🤖 AI Summary
Masked Diffusion Models (MDMs) suffer from sequential decoding’s strong dependence on ordering heuristics—e.g., confidence-based sampling—which exhibit myopia, error accumulation, and inability to leverage test-time compute. This work proposes a lookahead decoding framework that requires no external reward model: it reformulates decoding as a path-selection problem guided by sequence-level uncertainty calibration; introduces a differentiable verifier for importance sampling; and couples a path generator–verifier architecture with ensemble-level importance sampling. Crucially, only 2–3 parallel decoding paths suffice for efficient inference. Evaluated across six benchmarks spanning mathematical reasoning, planning, and code generation, the method significantly outperforms existing baselines.
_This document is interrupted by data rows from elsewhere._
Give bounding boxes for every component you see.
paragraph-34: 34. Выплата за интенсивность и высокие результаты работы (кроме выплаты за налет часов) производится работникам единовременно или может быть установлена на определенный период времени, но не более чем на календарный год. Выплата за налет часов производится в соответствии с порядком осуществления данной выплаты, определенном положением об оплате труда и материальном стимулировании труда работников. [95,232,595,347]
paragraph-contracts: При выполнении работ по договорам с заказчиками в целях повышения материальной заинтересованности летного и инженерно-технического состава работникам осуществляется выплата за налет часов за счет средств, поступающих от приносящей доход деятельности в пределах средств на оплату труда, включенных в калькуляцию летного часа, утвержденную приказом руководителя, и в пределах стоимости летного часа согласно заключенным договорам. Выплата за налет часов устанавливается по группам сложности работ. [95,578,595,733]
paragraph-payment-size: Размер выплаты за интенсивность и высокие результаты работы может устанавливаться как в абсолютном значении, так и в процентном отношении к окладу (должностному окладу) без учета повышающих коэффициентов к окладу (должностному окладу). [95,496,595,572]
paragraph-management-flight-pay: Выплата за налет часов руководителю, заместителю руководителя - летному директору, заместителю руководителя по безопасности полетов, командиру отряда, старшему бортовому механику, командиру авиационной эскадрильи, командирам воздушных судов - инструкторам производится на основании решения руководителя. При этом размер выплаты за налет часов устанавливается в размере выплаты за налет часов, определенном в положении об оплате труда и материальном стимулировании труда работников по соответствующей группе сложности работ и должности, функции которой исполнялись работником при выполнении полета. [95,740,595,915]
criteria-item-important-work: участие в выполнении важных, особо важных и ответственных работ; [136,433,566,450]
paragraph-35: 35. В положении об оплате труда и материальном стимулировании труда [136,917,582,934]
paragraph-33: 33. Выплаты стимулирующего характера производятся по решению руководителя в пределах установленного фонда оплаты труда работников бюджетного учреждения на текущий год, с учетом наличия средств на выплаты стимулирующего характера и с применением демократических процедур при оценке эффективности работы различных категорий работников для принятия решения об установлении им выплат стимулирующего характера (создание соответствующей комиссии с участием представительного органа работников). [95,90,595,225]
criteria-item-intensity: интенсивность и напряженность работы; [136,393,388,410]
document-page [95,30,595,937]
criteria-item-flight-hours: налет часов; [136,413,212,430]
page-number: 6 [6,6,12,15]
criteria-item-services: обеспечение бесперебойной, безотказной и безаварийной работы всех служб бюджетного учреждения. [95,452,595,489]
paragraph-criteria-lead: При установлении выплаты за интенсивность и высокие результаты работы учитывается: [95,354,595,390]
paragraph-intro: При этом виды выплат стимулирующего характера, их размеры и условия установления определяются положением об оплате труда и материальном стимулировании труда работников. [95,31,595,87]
When integrated into LLaDA, it matches the performance of RL-tuned LLaDA 1.5—and further surpasses it—demonstrating both effectiveness and scalability.
📝 Abstract
Masked Diffusion Models (MDMs) as language models generate by iteratively unmasking tokens, yet their performance crucially depends on the inference time order of unmasking. Prevailing heuristics, such as confidence based sampling, are myopic: they optimize locally, fail to leverage extra test-time compute, and let early decoding mistakes cascade. We propose Lookahead Unmasking (LookUM), which addresses these concerns by reformulating sampling as path selection over all possible unmasking orders without the need for an external reward model. Our framework couples (i) a path generator that proposes paths by sampling from pools of unmasking sets with (ii) a verifier that computes the uncertainty of the proposed paths and performs importance sampling to subsequently select the final paths. Empirically, erroneous unmasking measurably inflates sequence level uncertainty, and our method exploits this to avoid error-prone trajectories. We validate our framework across six benchmarks, such as mathematics, planning, and coding, and demonstrate consistent performance improvements. LookUM requires only two to three paths to achieve peak performance, demonstrating remarkably efficient path selection. The consistent improvements on both LLaDA and post-trained LLaDA 1.5 are particularly striking: base LLaDA with LookUM rivals the performance of RL-tuned LLaDA 1.5, while LookUM further enhances LLaDA 1.5 itself showing that uncertainty based verification provides orthogonal benefits to reinforcement learning and underscoring the versatility of our framework. Code will be publicly released.